To find the total revenue earned by the company during the time frame covered in the dataset, I first ran a query in MySQL to join data from the Order Details and Product tables.

I then exported the MySQL results to a csv file. To visualize the results, I uploaded the data subset to a Tableau workbook, where I created a calculated field for Total Revenue.
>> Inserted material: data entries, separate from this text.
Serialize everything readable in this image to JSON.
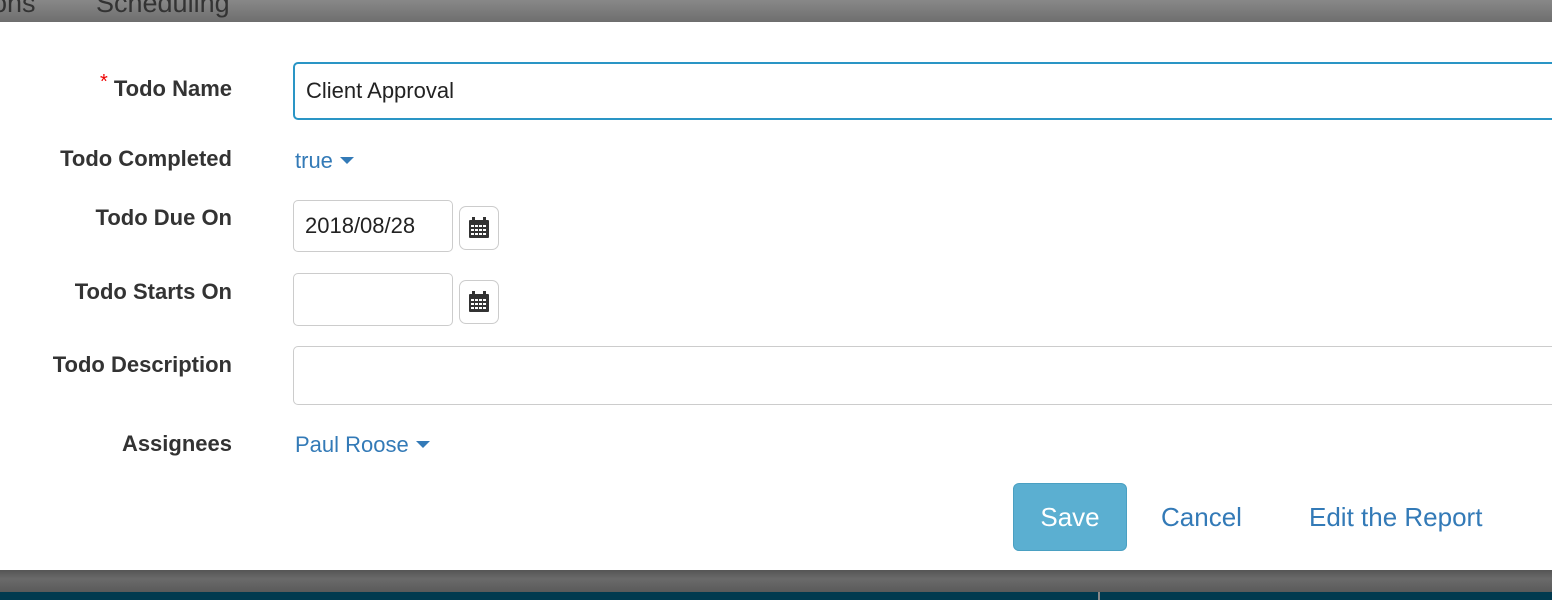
{
  "nav": {
    "tabs": [
      {
        "label": "ons"
      },
      {
        "label": "Scheduling"
      }
    ]
  },
  "form": {
    "required_mark": "*",
    "todo_name": {
      "label": "Todo Name",
      "value": "Client Approval"
    },
    "todo_completed": {
      "label": "Todo Completed",
      "value": "true"
    },
    "todo_due_on": {
      "label": "Todo Due On",
      "value": "2018/08/28",
      "icon": "calendar-icon"
    },
    "todo_starts_on": {
      "label": "Todo Starts On",
      "value": "",
      "icon": "calendar-icon"
    },
    "todo_description": {
      "label": "Todo Description",
      "value": ""
    },
    "assignees": {
      "label": "Assignees",
      "value": "Paul Roose"
    }
  },
  "actions": {
    "save": "Save",
    "cancel": "Cancel",
    "edit_report": "Edit the Report"
  },
  "colors": {
    "accent": "#337ab7",
    "save_button": "#5bafd1",
    "focus_border": "#2a95c5",
    "required": "#ee0000"
  }
}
The Total Revenue earned by the company was $224.69.

2.Which product generated the most revenue ?

As revealed in the bubble chart shown below, Ruby’s Organic Kale generated the most revenue for Greenspot Grocer.

3.Which product was the most popular among Greenspot’s customers?

Freshness White Beans were the top-selling product by quantity.

Customer Address Table

Additionally, I’ve created the Customer Address table to store customer delivery addresses. This table will be useful in expediting the order process for repeat customers, shipping promotional mailers, and analyzing customer trends by geographical data.

Product Details Table

The Product Details table consists of more product details that will be used for inventory management, which includes the Item Number, Vendor ID, Purchase Date, Cost, and Location of each product.

Order Table

The Order table provides a high-level view of transactions, such as an Order ID, Customer ID, and Order Date column. The original spreadsheet includes missing Customer ID values for 3 orders. I decided to keep the records with missing Customer IDs for use in an overall revenue analysis.

However, the records containing a Customer ID offer more value in terms of analyzing individual customer shopping patterns.

This table can be used to reveal which customer(s) have placed the greatest number of orders within a specific time frame, as well as each customer’s most recent purchase date.

Order Details Table

The Order Details table contains the Item Number and Quantity per item for each Order ID. Orders can contain multiple products, represented by the Item Number field in this table.

However, this particular dataset only shows 1 item per order for each customer. I have decided to treat the rows with missing Customer IDs as individual orders to avoid making incorrect assumptions about which customers purchased those items since doing so could potentially inflate the customer’s order value.

Vendor Table

Vendor Address Table

The Vendor table, a reference of the company’s suppliers, includes the Vendor ID, Vendor Name, Phone Number, and Email fields. Management can quickly access a supplier’s contact information to place a purchase order or follow up on a pre-existing order.

The Vendor Address table consists of the Vendor ID, Street, City, State, and Zip Code columns.